Τὸ οὖν ἀγαθὸν ἐμοὶ ἐγένετο θάνατος; μὴ γένοιτο·
Did that which is good, then, bring death to me? By no means!
ἀλλ᾿ ἡ ἁμαρτία...διὰ τοῦ ἀγαθοῦ μοι κατεργαζομένη θάνατον...
It was sin, producing death in me through what is good ...
εἰ δὲ ὃ οὐ θέλω τοῦτο ποιῶ, σύμφημι τῷ νόμῳ ὅτι καλός.
Now if I do what I do not want, I agree with the law, that it is good.
νυνὶ δὲ οὐκέτι ἐγὼ κατεργάζομαι αὐτὸ ἀλλὰ ἡ οἰκοῦσα ἐν ἐμοὶ ἁμαρτία.
So now it is no longer I who do it, but sin that dwells within me.
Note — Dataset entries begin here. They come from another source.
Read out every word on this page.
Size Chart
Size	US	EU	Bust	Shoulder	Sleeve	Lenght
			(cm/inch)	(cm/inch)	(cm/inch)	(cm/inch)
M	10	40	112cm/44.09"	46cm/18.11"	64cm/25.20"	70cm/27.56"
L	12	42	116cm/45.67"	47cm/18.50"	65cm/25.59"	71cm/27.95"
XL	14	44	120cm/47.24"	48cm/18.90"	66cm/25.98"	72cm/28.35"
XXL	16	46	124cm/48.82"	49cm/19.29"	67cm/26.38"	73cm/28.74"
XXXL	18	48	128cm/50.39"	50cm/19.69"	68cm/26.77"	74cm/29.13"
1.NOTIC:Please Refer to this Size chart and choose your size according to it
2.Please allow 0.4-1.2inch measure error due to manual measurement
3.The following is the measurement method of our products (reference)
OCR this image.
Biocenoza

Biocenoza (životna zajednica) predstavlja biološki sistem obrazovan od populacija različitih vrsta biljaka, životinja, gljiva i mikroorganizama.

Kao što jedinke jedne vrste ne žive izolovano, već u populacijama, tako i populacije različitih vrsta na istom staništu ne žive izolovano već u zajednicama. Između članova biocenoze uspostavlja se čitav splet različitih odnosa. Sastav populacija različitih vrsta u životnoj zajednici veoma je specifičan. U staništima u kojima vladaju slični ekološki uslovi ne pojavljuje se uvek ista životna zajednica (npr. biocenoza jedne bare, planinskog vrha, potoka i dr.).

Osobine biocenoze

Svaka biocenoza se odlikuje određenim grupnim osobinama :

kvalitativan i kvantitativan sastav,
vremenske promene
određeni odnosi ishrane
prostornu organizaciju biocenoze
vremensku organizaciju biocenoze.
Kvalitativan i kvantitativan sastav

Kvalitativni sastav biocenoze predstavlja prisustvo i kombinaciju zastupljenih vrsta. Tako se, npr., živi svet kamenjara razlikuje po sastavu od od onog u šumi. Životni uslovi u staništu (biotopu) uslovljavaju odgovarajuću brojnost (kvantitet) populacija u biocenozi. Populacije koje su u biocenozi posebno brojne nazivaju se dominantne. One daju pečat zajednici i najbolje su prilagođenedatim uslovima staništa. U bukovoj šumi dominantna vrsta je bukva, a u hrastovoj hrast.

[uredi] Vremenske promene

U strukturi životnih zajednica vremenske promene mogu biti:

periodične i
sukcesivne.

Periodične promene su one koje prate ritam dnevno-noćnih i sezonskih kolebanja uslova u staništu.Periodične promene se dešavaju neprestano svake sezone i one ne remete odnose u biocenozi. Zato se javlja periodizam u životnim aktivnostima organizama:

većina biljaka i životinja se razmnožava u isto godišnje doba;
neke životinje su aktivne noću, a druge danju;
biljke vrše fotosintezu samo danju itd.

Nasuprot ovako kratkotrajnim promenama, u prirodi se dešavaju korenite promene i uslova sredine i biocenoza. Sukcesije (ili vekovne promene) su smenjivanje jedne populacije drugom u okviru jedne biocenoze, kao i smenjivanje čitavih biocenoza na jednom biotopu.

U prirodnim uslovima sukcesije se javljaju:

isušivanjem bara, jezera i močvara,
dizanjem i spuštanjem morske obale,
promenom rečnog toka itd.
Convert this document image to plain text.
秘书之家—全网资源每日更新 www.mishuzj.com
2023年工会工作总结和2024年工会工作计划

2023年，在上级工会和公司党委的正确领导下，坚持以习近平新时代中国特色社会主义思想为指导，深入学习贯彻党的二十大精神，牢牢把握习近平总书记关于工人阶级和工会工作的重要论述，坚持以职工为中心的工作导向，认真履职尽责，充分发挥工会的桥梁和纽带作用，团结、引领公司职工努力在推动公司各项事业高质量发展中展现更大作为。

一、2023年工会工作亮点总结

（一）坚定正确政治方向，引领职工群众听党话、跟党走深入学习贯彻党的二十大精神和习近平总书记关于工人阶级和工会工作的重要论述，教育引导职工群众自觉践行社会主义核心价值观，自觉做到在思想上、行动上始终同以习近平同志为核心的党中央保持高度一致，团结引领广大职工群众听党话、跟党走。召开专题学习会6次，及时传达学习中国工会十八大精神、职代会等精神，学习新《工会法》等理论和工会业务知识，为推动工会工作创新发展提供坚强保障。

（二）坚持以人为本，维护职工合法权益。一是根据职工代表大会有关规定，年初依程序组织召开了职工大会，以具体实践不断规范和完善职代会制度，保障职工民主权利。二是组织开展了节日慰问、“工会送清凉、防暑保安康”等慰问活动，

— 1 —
Οἶδα γὰρ ὅτι οὐκ οἰκεῖ ἐν ἐμοί, τοῦτ᾿ ἔστιν ἐν τῇ σαρκί μου, ἀγαθόν·
For I know that nothing good dwells in me, that is, in my flesh.
τὸ γὰρ θέλειν παράκειταί μοι, τὸ δὲ κατεργάζεσθαι τὸ καλὸν οὔ·
For I have the desire to do what is right, but not the ability to carry it out.
οὐ γὰρ ὃ θέλω ποιῶ ἀγαθόν, ἀλλ᾿ ὃ οὐ θέλω⸃ κακὸν τοῦτο πράσσω.
I do not do the good I want, but the evil I do not want is what I keep on doing.
εὑρίσκω ἄρα τὸν νόμον, τῷ θέλοντι ἐμοὶ ποιεῖν τὸ καλόν, ὅτι ἐμοὶ τὸ κακὸν παράκειται·
So I find it to be a law that when I want to do right, evil lies close at hand.